Hi there and welcome to the regular email from Unearthed where, over the next two weeks, we’ll be keeping you up to speed with everything you need to know from both inside – and outside – the climate summit in Glasgow. At the same time we promise to go easy on you. This is designed to help mitigate information overload, not add to it!

It’s a summit about pledges, money and rules in which we’re probably going to get lots of the first, lots of pledges of the second and not so much of the third. But let’s see how we’re getting along.

At the summit..

World leaders promise to end deforestation by 2030: More than 100 world leaders have promised to end and reverse deforestation by 2030, in the COP26 climate summit’s first major deal. The announcement came alongside a pledge by banks and financial institutions to eliminate their exposure to agricultural commodity-linked woodland destruction by 2025. Instead they’ll make money on the other side. The pledge includes almost £14bn ($19.2bn) of public and private funds.

The only problem?  Signatories, which include Brazil, Russia, Canada and Indonesia as well as the US, UK and other western nations, did not detail how the implementation of the agreement would be tracked, or what might happen if nations reneged on the promise.

Many in the oil and gas industry have “welcomed” the US move but at the same time the industry appears united against a separate effort in Congress to impose a fee on methane leaks from oil and gas wells as part of a broader budget bill whilst over in the UK BP told reporters and investors that consumers will be threatened with even higher energy prices if the Government backs a “premature” ban on oil and gas drilling in the North Sea.

“If you take away supply but demand does not change, the only thing that happens is prices go up. “So we need to be very careful about prematurely taking away supply from the market,” said Bernard Looney, the CEO.

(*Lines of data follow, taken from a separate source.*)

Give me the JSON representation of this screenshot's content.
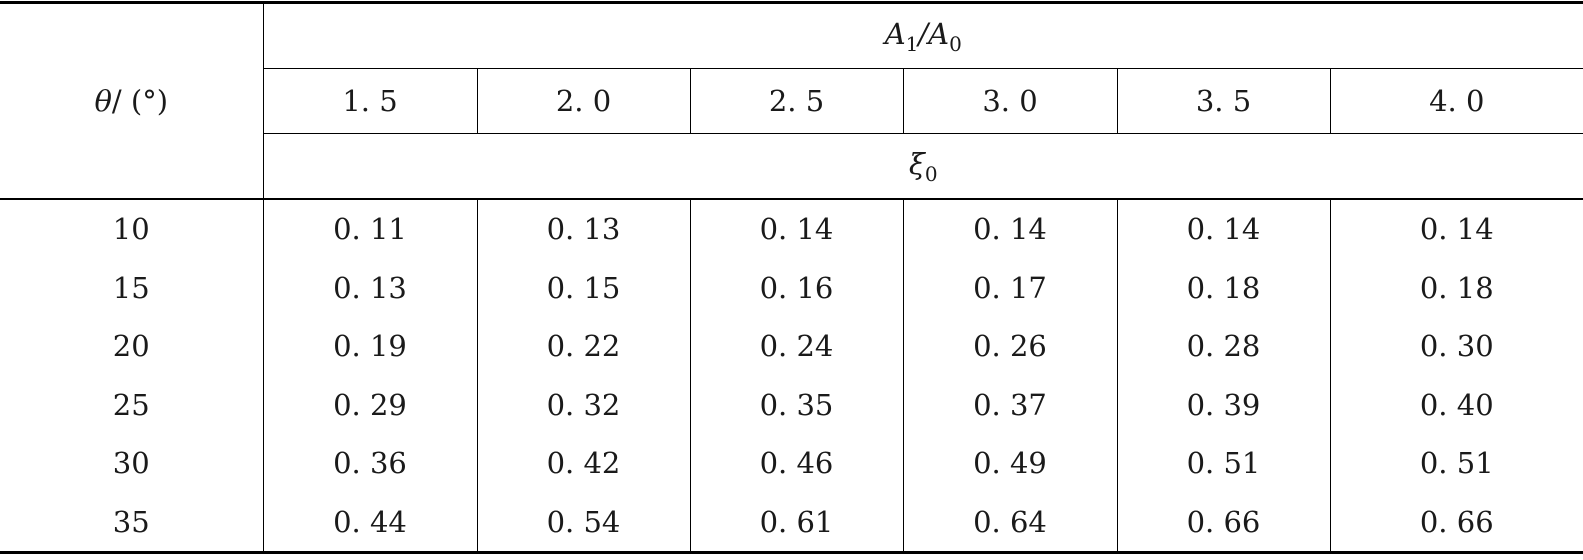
{
  "table": {
    "row_header": {
      "symbol": "θ",
      "unit": "/ (°)"
    },
    "group_header": {
      "symbol": "A",
      "sub1": "1",
      "slash": "/",
      "symbol2": "A",
      "sub2": "0"
    },
    "value_header": {
      "symbol": "ξ",
      "sub": "0"
    },
    "columns": [
      "1. 5",
      "2. 0",
      "2. 5",
      "3. 0",
      "3. 5",
      "4. 0"
    ],
    "rows": [
      {
        "theta": "10",
        "values": [
          "0. 11",
          "0. 13",
          "0. 14",
          "0. 14",
          "0. 14",
          "0. 14"
        ]
      },
      {
        "theta": "15",
        "values": [
          "0. 13",
          "0. 15",
          "0. 16",
          "0. 17",
          "0. 18",
          "0. 18"
        ]
      },
      {
        "theta": "20",
        "values": [
          "0. 19",
          "0. 22",
          "0. 24",
          "0. 26",
          "0. 28",
          "0. 30"
        ]
      },
      {
        "theta": "25",
        "values": [
          "0. 29",
          "0. 32",
          "0. 35",
          "0. 37",
          "0. 39",
          "0. 40"
        ]
      },
      {
        "theta": "30",
        "values": [
          "0. 36",
          "0. 42",
          "0. 46",
          "0. 49",
          "0. 51",
          "0. 51"
        ]
      },
      {
        "theta": "35",
        "values": [
          "0. 44",
          "0. 54",
          "0. 61",
          "0. 64",
          "0. 66",
          "0. 66"
        ]
      }
    ]
  }
}
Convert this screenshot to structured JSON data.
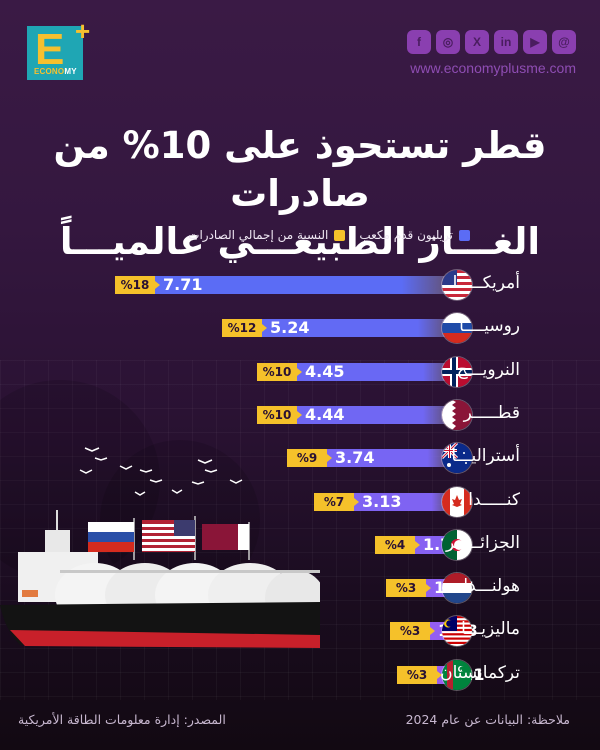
{
  "brand": {
    "logo_letter": "E",
    "logo_plus": "+",
    "logo_text_a": "ECONO",
    "logo_text_b": "MY",
    "website": "www.economyplusme.com",
    "social": [
      {
        "icon": "facebook-icon",
        "glyph": "f"
      },
      {
        "icon": "instagram-icon",
        "glyph": "◎"
      },
      {
        "icon": "x-icon",
        "glyph": "X"
      },
      {
        "icon": "linkedin-icon",
        "glyph": "in"
      },
      {
        "icon": "youtube-icon",
        "glyph": "▶"
      },
      {
        "icon": "threads-icon",
        "glyph": "@"
      }
    ]
  },
  "title": {
    "line1": "قطر تستحوذ على 10% من صادرات",
    "line2": "الغـــاز الطبيعـــي عالميـــاً"
  },
  "legend": {
    "volume": "تريليون قدم مكعب",
    "share": "النسبة من إجمالي الصادرات"
  },
  "colors": {
    "bar_top": "#5b6cf5",
    "bar_bottom": "#9b5cf0",
    "pct_badge": "#f5c12a",
    "background": "#34173f"
  },
  "chart_data": {
    "type": "bar",
    "orientation": "horizontal",
    "title": "قطر تستحوذ على 10% من صادرات الغاز الطبيعي عالمياً",
    "categories": [
      "أمريكا",
      "روسيا",
      "النرويج",
      "قطر",
      "أستراليا",
      "كندا",
      "الجزائر",
      "هولندا",
      "ماليزيا",
      "تركمانستان"
    ],
    "series": [
      {
        "name": "تريليون قدم مكعب",
        "values": [
          7.71,
          5.24,
          4.45,
          4.44,
          3.74,
          3.13,
          1.73,
          1.47,
          1.38,
          1.21
        ]
      },
      {
        "name": "النسبة من إجمالي الصادرات",
        "values": [
          18,
          12,
          10,
          10,
          9,
          7,
          4,
          3,
          3,
          3
        ]
      }
    ],
    "legend_position": "top",
    "grid": false
  },
  "rows": [
    {
      "country": "أمريكـــــا",
      "value": "7.71",
      "pct": "%18",
      "flag": "us"
    },
    {
      "country": "روسيــــا",
      "value": "5.24",
      "pct": "%12",
      "flag": "ru"
    },
    {
      "country": "النرويـــج",
      "value": "4.45",
      "pct": "%10",
      "flag": "no"
    },
    {
      "country": "قطـــــر",
      "value": "4.44",
      "pct": "%10",
      "flag": "qa"
    },
    {
      "country": "أستراليـــا",
      "value": "3.74",
      "pct": "%9",
      "flag": "au"
    },
    {
      "country": "كنـــــدا",
      "value": "3.13",
      "pct": "%7",
      "flag": "ca"
    },
    {
      "country": "الجزائـــــر",
      "value": "1.73",
      "pct": "%4",
      "flag": "dz"
    },
    {
      "country": "هولنـــدا",
      "value": "1.47",
      "pct": "%3",
      "flag": "nl"
    },
    {
      "country": "ماليزيـــا",
      "value": "1.38",
      "pct": "%3",
      "flag": "my"
    },
    {
      "country": "تركمانستان",
      "value": "1.21",
      "pct": "%3",
      "flag": "tm"
    }
  ],
  "footer": {
    "note": "ملاحظة: البيانات عن عام 2024",
    "source": "المصدر: إدارة معلومات الطاقة الأمريكية"
  }
}
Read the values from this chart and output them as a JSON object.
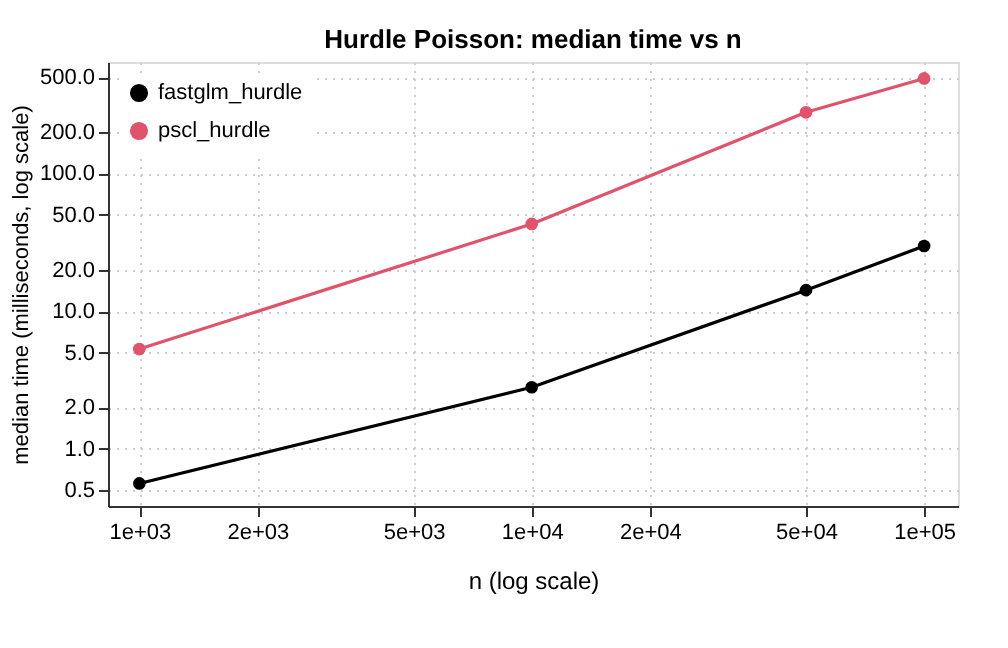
{
  "chart_data": {
    "type": "line",
    "title": "Hurdle Poisson: median time vs n",
    "xlabel": "n (log scale)",
    "ylabel": "median time (milliseconds, log scale)",
    "x": [
      1000,
      10000,
      50000,
      100000
    ],
    "series": [
      {
        "name": "fastglm_hurdle",
        "color": "#000000",
        "values": [
          0.56,
          2.8,
          14.2,
          29.7
        ]
      },
      {
        "name": "pscl_hurdle",
        "color": "#df536b",
        "values": [
          5.3,
          43,
          278,
          490
        ]
      }
    ],
    "log": "xy",
    "xlim": [
      832,
      122000
    ],
    "ylim": [
      0.384,
      645
    ],
    "xticks": [
      {
        "value": 1000,
        "label": "1e+03"
      },
      {
        "value": 2000,
        "label": "2e+03"
      },
      {
        "value": 5000,
        "label": "5e+03"
      },
      {
        "value": 10000,
        "label": "1e+04"
      },
      {
        "value": 20000,
        "label": "2e+04"
      },
      {
        "value": 50000,
        "label": "5e+04"
      },
      {
        "value": 100000,
        "label": "1e+05"
      }
    ],
    "yticks": [
      {
        "value": 0.5,
        "label": "0.5"
      },
      {
        "value": 1,
        "label": "1.0"
      },
      {
        "value": 2,
        "label": "2.0"
      },
      {
        "value": 5,
        "label": "5.0"
      },
      {
        "value": 10,
        "label": "10.0"
      },
      {
        "value": 20,
        "label": "20.0"
      },
      {
        "value": 50,
        "label": "50.0"
      },
      {
        "value": 100,
        "label": "100.0"
      },
      {
        "value": 200,
        "label": "200.0"
      },
      {
        "value": 500,
        "label": "500.0"
      }
    ],
    "grid": true,
    "legend": "top left",
    "marker": "circle",
    "line_style": "solid"
  }
}
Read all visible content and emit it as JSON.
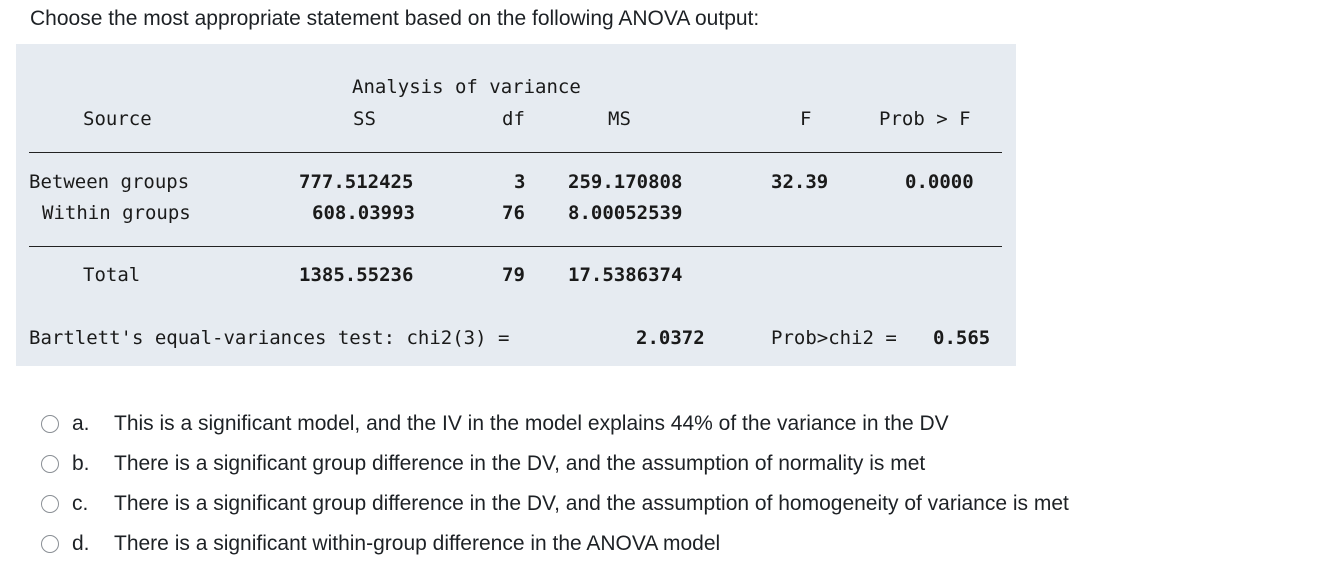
{
  "question": {
    "prompt": "Choose the most appropriate statement based on the following ANOVA output:"
  },
  "anova": {
    "title": "Analysis of variance",
    "headers": {
      "source": "Source",
      "ss": "SS",
      "df": "df",
      "ms": "MS",
      "f": "F",
      "prob": "Prob > F"
    },
    "rows": [
      {
        "source": "Between groups",
        "ss": "777.512425",
        "df": "3",
        "ms": "259.170808",
        "f": "32.39",
        "prob": "0.0000"
      },
      {
        "source": "Within groups",
        "ss": "608.03993",
        "df": "76",
        "ms": "8.00052539",
        "f": "",
        "prob": ""
      },
      {
        "source": "Total",
        "ss": "1385.55236",
        "df": "79",
        "ms": "17.5386374",
        "f": "",
        "prob": ""
      }
    ],
    "bartlett": {
      "label": "Bartlett's equal-variances test: chi2(3) =",
      "chi2": "2.0372",
      "prob_label": "Prob>chi2 =",
      "prob": "0.565"
    }
  },
  "options": [
    {
      "letter": "a.",
      "text": "This is a significant model, and the IV in the model explains 44% of the variance in the DV"
    },
    {
      "letter": "b.",
      "text": "There is a significant group difference in the DV, and the assumption of normality is met"
    },
    {
      "letter": "c.",
      "text": "There is a significant group difference in the DV, and the assumption of homogeneity of variance is met"
    },
    {
      "letter": "d.",
      "text": "There is a significant within-group difference in the ANOVA model"
    }
  ]
}
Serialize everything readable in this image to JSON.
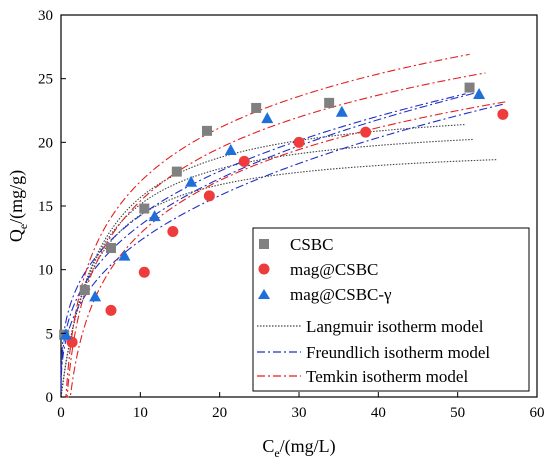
{
  "chart_data": {
    "type": "scatter",
    "xlabel": "C",
    "xlabel_sub": "e",
    "xlabel_unit": "/(mg/L)",
    "ylabel": "Q",
    "ylabel_sub": "e",
    "ylabel_unit": "/(mg/g)",
    "xlim": [
      0,
      60
    ],
    "ylim": [
      0,
      30
    ],
    "xticks": [
      0,
      10,
      20,
      30,
      40,
      50,
      60
    ],
    "yticks": [
      0,
      5,
      10,
      15,
      20,
      25,
      30
    ],
    "legend_position": "bottom-right",
    "grid": false,
    "series": [
      {
        "name": "CSBC",
        "marker": "square",
        "color": "#808080",
        "x": [
          0.4,
          3.0,
          6.3,
          10.5,
          14.6,
          18.4,
          24.6,
          33.8,
          51.5
        ],
        "y": [
          4.9,
          8.4,
          11.7,
          14.8,
          17.7,
          20.9,
          22.7,
          23.1,
          24.3
        ]
      },
      {
        "name": "mag@CSBC",
        "marker": "circle",
        "color": "#ee3b3b",
        "x": [
          1.4,
          6.3,
          10.5,
          14.1,
          18.7,
          23.1,
          30.0,
          38.4,
          55.7
        ],
        "y": [
          4.3,
          6.8,
          9.8,
          13.0,
          15.8,
          18.5,
          20.0,
          20.8,
          22.2
        ]
      },
      {
        "name": "mag@CSBC-γ",
        "marker": "triangle",
        "color": "#1e6fd9",
        "x": [
          0.6,
          4.3,
          8.0,
          11.8,
          16.4,
          21.4,
          26.0,
          35.4,
          52.7
        ],
        "y": [
          4.9,
          7.9,
          11.1,
          14.2,
          16.9,
          19.4,
          21.9,
          22.4,
          23.8
        ]
      }
    ],
    "fit_models": [
      {
        "name": "Langmuir isotherm model",
        "color": "#444444",
        "dash": "1.5,1.5",
        "curves": [
          {
            "qm": 20.0,
            "K": 0.25,
            "xmax": 55.0
          },
          {
            "qm": 22.0,
            "K": 0.22,
            "xmax": 52.0
          },
          {
            "qm": 23.5,
            "K": 0.2,
            "xmax": 51.0
          }
        ]
      },
      {
        "name": "Freundlich isotherm model",
        "color": "#1f2fc8",
        "dash": "8,3,2,3",
        "curves": [
          {
            "K": 5.3,
            "n": 0.365,
            "xmax": 56.0
          },
          {
            "K": 6.1,
            "n": 0.345,
            "xmax": 53.0
          },
          {
            "K": 6.9,
            "n": 0.315,
            "xmax": 51.0
          }
        ]
      },
      {
        "name": "Temkin isotherm model",
        "color": "#e32020",
        "dash": "8,3,2,3",
        "curves": [
          {
            "A": 0.85,
            "B": 6.0,
            "xmax": 56.0
          },
          {
            "A": 1.3,
            "B": 6.0,
            "xmax": 53.5
          },
          {
            "A": 1.6,
            "B": 6.1,
            "xmax": 51.5
          }
        ]
      }
    ]
  }
}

 India PM Narendra Modi pledges net zero by 2070: Other pledges from India include  a promise for India to get 50% of its energy from renewable resources by 2030, and by the same year to reduce total projected carbon emissions by one billion tonnes. The reaction has been a mixture of dismay that the target is not really in line with any kind of science and significant relief that there are targets at all – and that they would suggest a much cleaner growth path than that followed by China (or the US & UK for that matter). It’s all gone down very well in India which was probably Modi’s main aim.
Deliver on promises, developing world tells rich at climate talks.

Deliver on promises, developing world tells rich at climate talks: Reuters picks up on arguably the most important theme of the summit. Money.  In 2009, the developed countries most responsible for global warming pledged to provide $100 billion per year by 2020 to help developing nations deal with its consequences. The commitment has still not been met, generating mistrust and a reluctance among some developing nations to accelerate their emissions reductions.  Leaders of countries such as Kenya, Bangladesh, Barbados and Malawi called rich nations to task for failing to deliver.

“The money pledge to least developed nations by developed nations … is not a donation, but a cleaning fee,” Malawi’s President Lazarus McCarthy Chakwera said.

South Africa hails deal to end reliance on coal: Speaking of… South Africa is set to receive $8.5bn (£6.2bn) to help end its reliance on coal in a deal announced at the COP26 climate summit. President Cyril Ramaphosa has called it a “watershed moment”. The country is currently a major emitter of greenhouse gases as a result of its addiction to coal, which it uses to generate electricity.

In the world…

Madagascar is on the brink of famine caused by climate change: As world leaders meet in Glasgow for COP26, Sky’s Alex Crawford reports from the front line of the climate crisis in Madagascar’s Grand Sud, where babies are slowly dying of hunger as their mothers plead for help.

How loss of historical lands makes Native Americans more vulnerable to climate change: NPR reports that indigenous nations across the U.S. have lost nearly 99% of their historical land base over time. And it’s not just the quantity of land that matters, but the quality too: Tribes were displaced to areas that are now more exposed to a wide variety of climate change risks.

Must read (and it has nothing to do with climate) 

The Most Detailed Map of Cancer-Causing Industrial Air Pollution in the US. A new ProPublica analysis shows for the first time just how much toxic air pollution they emit — and how much the chemicals they unleash could be elevating cancer risk in their communities.